«O Estrela da Amadora estará de volta à Primeira Liga nos próximos anos» – Entrevista BnR com Ricardo Chéu

    Professor Neca entrevista À BnR

    Os salpicos da chuva miúda transtornam quem circula pelas ruas. Perante o risco de intempérie, o Estádio José Gomes abre portas para oferecer abrigo à conversa com Ricardo Chéu. O tricolor das bancadas destoa do cinzento do céu e ao relvado aparam-se-lhe as pontas para que fique na medida certa. Com 40 anos, o treinador do CF Estrela da Amadora consegue ser dos elementos mais velhos da estrutura de um clube revitalizado, que vai ao passado buscar inspiração para o presente. Fluente em futebolês e fã incondicional de dinâmicas, abre o jogo para explicar as ideias que tem para o clube da Segunda Liga sobre o qual lança perspetivas ambiciosas.

    – Pensar o jogo –

    «O jogador está sempre à espera que aconteça algum tipo de incoerência para ter a razão do lado dele»

     

    Bola na Rede: Veio valorizado do estrangeiro enquanto treinador?

    Ricardo Chéu: Estive três anos fora do país. Se me perguntassem se estaria à espera de ter o mercado aberto de uma forma mais clara, estava. Tive uma experiência fantástica em Itália, uma experiência na Eslováquia – que é pouco visível em Portugal, mas que tem qualidade ‑, depois, estive numa equipa de Liga Europa. Às vezes, precisamos de passar por essas experiências para nos tornarmos mais ricos, vermos as coisas de uma forma diferente e darmos valor a coisas que, enquanto estamos no mercado português, não damos. Sinto-me valorizado, em termos pessoais. Fora daquilo que é o aspeto individual, não tenho tanta certeza que me tenha aberto portas. Tive uma possibilidade forte de treinar uma equipa de Primeira Liga. Não se concretizou e, entretanto, tive apenas algumas de Segunda Liga. De qualquer maneira, continuo focado naquilo que é o meu caminho. Ainda sou um treinador jovem, independentemente de já ter muitos jogos como treinador profissional, quer em Portugal, quer fora de Portugal, acredito muito que posso dar um passo ainda maior e chegar a outros patamares no futebol português.

    Bola na Rede: Em 2020/21, não esteve no ativo. Essa paragem deu-lhe tempo para estudar o jogo? 

    Ricardo Chéu: Estive de fora por opção muito própria. Primeiro, por questões pessoais. Depois, porque achei que os projetos que me apareceram não foram aliciantes para aquilo que queria em termos de continuidade para a minha carreira. Vinha de um projeto de Liga Europa, o FC Spartak Trnava, e sentia que estava preparado para um projeto mais sustentado. Deu para fazer uma reflexão sobre estes anos em que estive sempre no ativo, nunca parei. Consegui pensar sobre a forma como vejo e entendo o jogo. Também serviu para ver outras ideias. Como disse um colega meu, um treinador é um ladrão de ideias.

    Ricardo Chéu
    Fonte: CF Estrela da Amadora

    Bola na Rede: Nesse período de reflexão, onde é que foi roubar mais ideias?

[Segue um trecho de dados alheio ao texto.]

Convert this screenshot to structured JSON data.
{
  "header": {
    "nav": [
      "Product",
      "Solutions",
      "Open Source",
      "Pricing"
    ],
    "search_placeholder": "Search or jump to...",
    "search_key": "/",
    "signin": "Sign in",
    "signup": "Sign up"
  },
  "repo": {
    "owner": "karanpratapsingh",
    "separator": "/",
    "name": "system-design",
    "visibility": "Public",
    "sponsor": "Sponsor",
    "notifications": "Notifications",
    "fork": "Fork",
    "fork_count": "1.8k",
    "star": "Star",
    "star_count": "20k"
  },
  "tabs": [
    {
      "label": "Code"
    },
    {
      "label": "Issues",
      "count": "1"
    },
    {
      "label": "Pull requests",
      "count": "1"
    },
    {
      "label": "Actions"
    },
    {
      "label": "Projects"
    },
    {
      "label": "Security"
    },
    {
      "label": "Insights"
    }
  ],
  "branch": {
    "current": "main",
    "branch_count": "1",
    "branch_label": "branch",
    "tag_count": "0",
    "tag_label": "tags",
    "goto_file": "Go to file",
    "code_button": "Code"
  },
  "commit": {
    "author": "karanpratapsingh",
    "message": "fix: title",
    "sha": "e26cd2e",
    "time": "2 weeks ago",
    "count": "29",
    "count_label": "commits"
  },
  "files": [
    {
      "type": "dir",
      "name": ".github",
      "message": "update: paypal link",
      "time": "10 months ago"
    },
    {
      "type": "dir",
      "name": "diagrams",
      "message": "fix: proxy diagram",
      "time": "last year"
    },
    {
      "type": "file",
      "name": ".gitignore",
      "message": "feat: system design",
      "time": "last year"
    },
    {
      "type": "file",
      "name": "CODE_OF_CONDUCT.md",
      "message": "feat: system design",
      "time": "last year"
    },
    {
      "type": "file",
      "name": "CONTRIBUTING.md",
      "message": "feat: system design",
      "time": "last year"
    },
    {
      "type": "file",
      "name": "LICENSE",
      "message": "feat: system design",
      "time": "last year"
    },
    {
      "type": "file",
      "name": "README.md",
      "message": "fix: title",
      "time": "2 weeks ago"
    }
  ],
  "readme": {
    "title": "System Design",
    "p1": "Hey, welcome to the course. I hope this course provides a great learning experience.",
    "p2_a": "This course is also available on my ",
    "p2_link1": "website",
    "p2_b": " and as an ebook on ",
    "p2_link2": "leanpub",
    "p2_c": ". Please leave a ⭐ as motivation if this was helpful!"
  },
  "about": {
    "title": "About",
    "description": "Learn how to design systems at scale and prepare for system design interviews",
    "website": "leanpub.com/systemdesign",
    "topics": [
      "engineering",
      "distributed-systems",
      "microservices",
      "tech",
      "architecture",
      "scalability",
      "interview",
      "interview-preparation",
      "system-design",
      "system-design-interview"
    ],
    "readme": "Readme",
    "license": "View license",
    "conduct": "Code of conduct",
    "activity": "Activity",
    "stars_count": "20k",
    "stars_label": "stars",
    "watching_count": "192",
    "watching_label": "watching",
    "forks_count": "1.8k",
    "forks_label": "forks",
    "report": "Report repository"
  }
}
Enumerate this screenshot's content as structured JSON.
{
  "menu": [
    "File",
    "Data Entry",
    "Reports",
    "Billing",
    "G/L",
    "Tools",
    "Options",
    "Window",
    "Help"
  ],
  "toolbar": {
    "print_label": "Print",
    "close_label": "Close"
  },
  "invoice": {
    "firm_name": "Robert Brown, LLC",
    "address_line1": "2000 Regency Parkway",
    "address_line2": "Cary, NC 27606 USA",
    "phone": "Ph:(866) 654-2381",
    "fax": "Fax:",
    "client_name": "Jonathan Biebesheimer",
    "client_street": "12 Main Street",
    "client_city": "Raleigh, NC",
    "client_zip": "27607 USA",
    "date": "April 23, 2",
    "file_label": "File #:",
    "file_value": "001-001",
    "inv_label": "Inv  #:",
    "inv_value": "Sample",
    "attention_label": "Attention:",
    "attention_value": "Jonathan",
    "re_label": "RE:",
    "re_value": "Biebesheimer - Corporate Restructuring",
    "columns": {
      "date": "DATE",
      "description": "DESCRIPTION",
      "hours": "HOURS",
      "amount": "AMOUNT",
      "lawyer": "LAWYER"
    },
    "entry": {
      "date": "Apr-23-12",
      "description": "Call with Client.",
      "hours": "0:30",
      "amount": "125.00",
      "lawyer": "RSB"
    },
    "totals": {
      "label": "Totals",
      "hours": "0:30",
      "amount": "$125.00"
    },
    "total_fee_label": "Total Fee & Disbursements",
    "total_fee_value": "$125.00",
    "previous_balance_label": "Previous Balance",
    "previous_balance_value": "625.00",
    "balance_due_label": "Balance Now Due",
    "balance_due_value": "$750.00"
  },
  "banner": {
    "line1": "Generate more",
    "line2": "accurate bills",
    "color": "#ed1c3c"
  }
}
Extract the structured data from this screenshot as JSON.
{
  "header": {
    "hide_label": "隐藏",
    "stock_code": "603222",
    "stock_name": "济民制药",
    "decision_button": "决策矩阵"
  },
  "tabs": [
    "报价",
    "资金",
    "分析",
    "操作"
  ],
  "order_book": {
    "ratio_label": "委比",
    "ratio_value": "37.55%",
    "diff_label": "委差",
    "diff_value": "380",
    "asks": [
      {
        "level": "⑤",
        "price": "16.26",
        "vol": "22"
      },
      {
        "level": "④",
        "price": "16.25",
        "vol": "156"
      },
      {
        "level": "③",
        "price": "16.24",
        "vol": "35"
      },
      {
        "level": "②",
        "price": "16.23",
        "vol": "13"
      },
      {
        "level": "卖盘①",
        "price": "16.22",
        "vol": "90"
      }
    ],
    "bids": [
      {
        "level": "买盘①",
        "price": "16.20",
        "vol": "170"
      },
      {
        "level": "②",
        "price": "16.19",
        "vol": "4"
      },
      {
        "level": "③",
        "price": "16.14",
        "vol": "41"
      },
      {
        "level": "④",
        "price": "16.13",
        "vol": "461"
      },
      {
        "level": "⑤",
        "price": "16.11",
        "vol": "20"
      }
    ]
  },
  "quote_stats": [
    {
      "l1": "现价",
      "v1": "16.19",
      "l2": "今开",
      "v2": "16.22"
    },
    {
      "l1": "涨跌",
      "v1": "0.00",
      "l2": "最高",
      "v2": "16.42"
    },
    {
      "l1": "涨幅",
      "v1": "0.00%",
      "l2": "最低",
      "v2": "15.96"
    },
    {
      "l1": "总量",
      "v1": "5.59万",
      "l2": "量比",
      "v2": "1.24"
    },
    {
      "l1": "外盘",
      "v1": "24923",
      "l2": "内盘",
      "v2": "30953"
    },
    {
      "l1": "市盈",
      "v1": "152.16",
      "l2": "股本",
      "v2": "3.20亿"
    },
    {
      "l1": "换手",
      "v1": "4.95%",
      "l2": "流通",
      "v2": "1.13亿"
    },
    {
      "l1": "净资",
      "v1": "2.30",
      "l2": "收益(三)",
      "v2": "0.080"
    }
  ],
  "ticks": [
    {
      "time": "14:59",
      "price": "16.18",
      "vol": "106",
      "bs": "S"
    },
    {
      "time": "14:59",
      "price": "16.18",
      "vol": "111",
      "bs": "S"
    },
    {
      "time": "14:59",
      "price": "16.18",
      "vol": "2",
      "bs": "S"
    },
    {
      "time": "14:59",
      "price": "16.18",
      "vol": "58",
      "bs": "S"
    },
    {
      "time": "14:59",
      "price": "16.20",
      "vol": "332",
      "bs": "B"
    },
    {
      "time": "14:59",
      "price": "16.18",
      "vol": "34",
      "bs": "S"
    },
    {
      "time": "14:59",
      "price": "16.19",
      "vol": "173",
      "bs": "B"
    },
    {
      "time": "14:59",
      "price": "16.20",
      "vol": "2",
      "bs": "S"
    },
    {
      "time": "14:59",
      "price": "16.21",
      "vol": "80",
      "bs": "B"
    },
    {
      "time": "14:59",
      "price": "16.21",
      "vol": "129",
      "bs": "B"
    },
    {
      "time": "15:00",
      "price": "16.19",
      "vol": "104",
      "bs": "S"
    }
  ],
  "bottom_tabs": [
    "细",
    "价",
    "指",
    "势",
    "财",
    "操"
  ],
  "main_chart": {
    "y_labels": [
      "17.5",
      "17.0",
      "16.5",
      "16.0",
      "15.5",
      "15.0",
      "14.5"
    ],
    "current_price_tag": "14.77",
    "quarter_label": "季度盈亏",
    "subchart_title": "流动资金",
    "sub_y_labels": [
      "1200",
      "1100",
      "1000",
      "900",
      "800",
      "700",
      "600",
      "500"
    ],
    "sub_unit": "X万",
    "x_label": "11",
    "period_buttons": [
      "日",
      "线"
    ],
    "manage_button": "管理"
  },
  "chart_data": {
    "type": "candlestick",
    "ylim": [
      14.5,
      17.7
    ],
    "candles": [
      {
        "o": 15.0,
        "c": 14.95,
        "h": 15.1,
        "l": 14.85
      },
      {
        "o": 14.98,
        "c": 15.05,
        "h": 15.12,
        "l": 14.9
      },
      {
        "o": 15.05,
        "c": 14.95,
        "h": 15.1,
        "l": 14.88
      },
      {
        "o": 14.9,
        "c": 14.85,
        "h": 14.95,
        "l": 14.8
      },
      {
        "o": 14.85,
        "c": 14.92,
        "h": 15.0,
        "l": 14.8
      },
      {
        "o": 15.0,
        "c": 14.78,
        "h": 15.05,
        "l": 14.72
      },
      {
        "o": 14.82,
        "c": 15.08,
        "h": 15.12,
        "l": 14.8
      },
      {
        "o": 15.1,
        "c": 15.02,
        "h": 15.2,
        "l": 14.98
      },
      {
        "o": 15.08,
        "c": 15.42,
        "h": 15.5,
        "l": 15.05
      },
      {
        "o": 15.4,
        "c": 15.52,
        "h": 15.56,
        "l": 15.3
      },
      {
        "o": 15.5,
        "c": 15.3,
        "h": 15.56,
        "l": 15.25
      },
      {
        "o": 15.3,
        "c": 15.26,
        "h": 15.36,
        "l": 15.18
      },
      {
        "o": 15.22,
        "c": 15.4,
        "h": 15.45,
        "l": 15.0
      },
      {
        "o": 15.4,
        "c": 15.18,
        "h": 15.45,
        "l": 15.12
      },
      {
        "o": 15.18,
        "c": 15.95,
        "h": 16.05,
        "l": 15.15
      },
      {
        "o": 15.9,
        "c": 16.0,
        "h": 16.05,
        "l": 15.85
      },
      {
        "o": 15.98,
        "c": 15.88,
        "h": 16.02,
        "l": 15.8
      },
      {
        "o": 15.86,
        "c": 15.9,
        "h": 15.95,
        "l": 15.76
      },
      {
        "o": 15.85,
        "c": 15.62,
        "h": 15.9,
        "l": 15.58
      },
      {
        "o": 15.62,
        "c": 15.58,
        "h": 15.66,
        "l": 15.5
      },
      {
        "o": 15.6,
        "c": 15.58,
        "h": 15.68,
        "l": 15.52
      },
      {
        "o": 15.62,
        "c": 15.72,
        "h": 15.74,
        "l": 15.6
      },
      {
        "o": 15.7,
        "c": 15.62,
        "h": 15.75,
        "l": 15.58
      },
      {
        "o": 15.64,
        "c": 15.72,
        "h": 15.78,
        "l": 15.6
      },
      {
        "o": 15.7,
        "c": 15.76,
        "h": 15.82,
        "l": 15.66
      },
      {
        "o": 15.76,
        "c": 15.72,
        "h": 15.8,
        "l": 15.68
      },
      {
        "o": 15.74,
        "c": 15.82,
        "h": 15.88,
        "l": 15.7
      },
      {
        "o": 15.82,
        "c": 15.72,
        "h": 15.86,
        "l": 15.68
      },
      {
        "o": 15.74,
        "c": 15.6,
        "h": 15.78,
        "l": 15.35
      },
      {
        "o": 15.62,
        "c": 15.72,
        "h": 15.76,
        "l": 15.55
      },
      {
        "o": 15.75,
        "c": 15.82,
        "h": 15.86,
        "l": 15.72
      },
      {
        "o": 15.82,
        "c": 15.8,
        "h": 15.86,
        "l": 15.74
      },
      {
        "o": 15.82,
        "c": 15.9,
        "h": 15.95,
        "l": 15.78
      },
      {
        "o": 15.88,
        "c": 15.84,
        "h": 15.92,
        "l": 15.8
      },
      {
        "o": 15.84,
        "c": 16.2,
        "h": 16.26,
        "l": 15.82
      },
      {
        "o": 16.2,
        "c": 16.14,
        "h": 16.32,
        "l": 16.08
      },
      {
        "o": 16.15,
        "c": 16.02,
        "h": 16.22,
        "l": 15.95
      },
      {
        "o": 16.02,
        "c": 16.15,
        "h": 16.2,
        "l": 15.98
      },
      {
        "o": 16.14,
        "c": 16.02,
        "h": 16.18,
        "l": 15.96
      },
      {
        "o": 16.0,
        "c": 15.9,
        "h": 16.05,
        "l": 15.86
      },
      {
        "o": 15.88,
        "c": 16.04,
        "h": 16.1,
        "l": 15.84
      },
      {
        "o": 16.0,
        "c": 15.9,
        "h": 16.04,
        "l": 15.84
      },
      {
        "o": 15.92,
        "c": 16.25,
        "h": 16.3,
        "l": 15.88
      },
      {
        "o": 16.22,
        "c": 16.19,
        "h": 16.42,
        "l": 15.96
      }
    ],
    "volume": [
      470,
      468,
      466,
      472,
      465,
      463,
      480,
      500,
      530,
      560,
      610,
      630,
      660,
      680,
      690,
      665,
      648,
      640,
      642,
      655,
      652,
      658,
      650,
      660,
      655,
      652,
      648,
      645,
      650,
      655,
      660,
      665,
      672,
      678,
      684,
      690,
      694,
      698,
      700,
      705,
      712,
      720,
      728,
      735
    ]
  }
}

    Ricardo Chéu: Sou fã de treinadores que ganham mais vezes. Existem alguns treinadores com quem me identifico muito. Começando pelos portugueses, temos o caso do Luís Castro, que é alguém que admiro muito pelo discurso e pela forma como subiu na carreira, o Paulo Fonseca, que tem um ADN muito vincado no que pretende para as suas equipas, e o Carlos Carvalhal, que consegue transpor para o campo aquilo que são as vertentes universitárias. Em termos de treinadores estrangeiros, o Bielsa, que é alguém que admiro ao nível do treino, pois faz um treino fragmentado. Gosto de seguir treinadores italianos devido à experiência que tive em Itália. Passei a ser um amante do futebol italiano pelo detalhe, pela forma como os treinadores trabalham as equipas em termos defensivos.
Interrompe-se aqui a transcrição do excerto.